As literacias do pai e da mãe são diferenciadas ao interagir com as crianças e adolescentes. O primeiro é mais presente no compartilhamento e transmissão de conhecimento sobre tecnologia. A segunda é mais solicitada para problemas de relacionamento. Normalmente ela quem lida com as crianças e adolescentes pelo telefone.

- Escolas: Esforços no Acesso e Integração de uso da TIC:
O uso da TIC no ambiente escolar é incentivado desde 1980 a fim de dispor de equipamentos e capacitar os professores. Estes têm um papel importante na mediação do aluno com os dispositivos. Os resultados das entrevistas mostram que os adolescentes aprendem a usarem a internet mais com os professores do que com pais e mães. Ele só perde para o auto-aprendizado que é bastante recorrente. O ponto de acesso à tecnologia também é outro questão importante, pois a escola é o segundo local que mais se tem contato, sendo a casa o primeiro local. Especialmente para as crianças, os professores são os principais intermediadores da alfabetização digital, principalmente nas áreas rurais.
- Diferença entre gerações:
Há uma diferença de gerações onde as crianças e adolescentes nasceram imersas a essa era digital e acabam aprendendo mais rápido as novas literacias enquanto os adultos, geralmente, se esforçam mais para isso. Outro fato é que o primeiro contato das crianças com as tecnologias acontece precocimente (80% dos adolescentes tiveram seu primeiro celular antes dos 13 anos de idade). Dessa forma, existe um desafio entre a experiência dos adultos com as habilidades dos nativos digitais.
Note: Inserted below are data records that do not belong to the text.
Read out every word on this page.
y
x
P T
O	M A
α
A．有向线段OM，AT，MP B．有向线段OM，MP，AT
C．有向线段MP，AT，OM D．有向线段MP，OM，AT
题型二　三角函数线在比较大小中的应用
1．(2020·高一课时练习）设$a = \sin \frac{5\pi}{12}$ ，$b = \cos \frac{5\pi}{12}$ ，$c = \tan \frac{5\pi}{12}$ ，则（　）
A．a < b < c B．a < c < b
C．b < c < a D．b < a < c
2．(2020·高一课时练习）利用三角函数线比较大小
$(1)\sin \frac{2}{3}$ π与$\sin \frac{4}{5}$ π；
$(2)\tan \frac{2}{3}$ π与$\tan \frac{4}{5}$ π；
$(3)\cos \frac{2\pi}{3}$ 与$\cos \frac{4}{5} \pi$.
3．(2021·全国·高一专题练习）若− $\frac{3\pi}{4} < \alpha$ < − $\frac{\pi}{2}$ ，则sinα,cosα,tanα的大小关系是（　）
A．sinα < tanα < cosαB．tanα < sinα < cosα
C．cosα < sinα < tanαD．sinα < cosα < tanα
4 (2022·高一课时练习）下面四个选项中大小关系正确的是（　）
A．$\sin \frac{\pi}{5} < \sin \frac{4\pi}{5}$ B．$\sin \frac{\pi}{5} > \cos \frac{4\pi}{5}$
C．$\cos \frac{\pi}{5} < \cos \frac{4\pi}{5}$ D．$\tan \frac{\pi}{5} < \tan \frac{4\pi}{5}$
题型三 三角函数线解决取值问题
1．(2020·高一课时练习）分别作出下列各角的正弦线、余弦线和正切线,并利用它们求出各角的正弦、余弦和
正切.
Desigualdades nas infraestruturas regionais

As diferenças socioeconômicas entre as regiões brasileiras revelam uma influência decisiva nas oportunidades de acesso e posse de crianças e adolescentes em relação às telas.
O centro-oeste se destaca pela seu desenvolvimento econômico desde a expansão ocidental da década de 50 com infraestrutura, energia, abastecimento de água, telecomunicação e etc. Suldeste e sul também tiveram um bom desenvolvimento econômico. Em contrapartida, o Norte e Nordeste tiveram um desenvolvimento econômico inferior e o acesso, posse e consumo das telas se tornaram mais difíceis. Dessa forma, os alunos dessas regiões são forçados a terem uma experiência de compartilhamento de dispositivos. Esse efeito do compartilhamento também acontece na comparação das áreas rurais e urbanas. As crianças e adolescentes das áreas rurais tendem a serem mais sociais e precisam compartilhar as telas no ambiente doméstico. Nas cidades, há um privilégio para os espaços individuais e atividades solitárias.

Mudando para frente

Esse trabalho foi o primeiro nacional que pesquisou o uso dos diferentes meios de comunicação entre crianças e adolescentes e trouxe como destaque o crescente protagonismo do celular frente aos outros dispositivos devido sua multifuncionalidade.
Não se trata de uma pesquisa conclusiva e muito pode ser feito a partir dos dados coletados.
Outra questão é que a tecnologia muda num passo acelerado e novas tendências podem surgir. Assim, é importante acompanhar novas pesquisas sobre a mesma população para melhor entender os futuros comportamentos alimentados pelas novas tecnologias e interações entre gerações. Dessa forma, é possível elaborar melhor as políticas públicas educacionais para o bom desenvolvimento dos processos de ensino-aprendizagem do Brasil.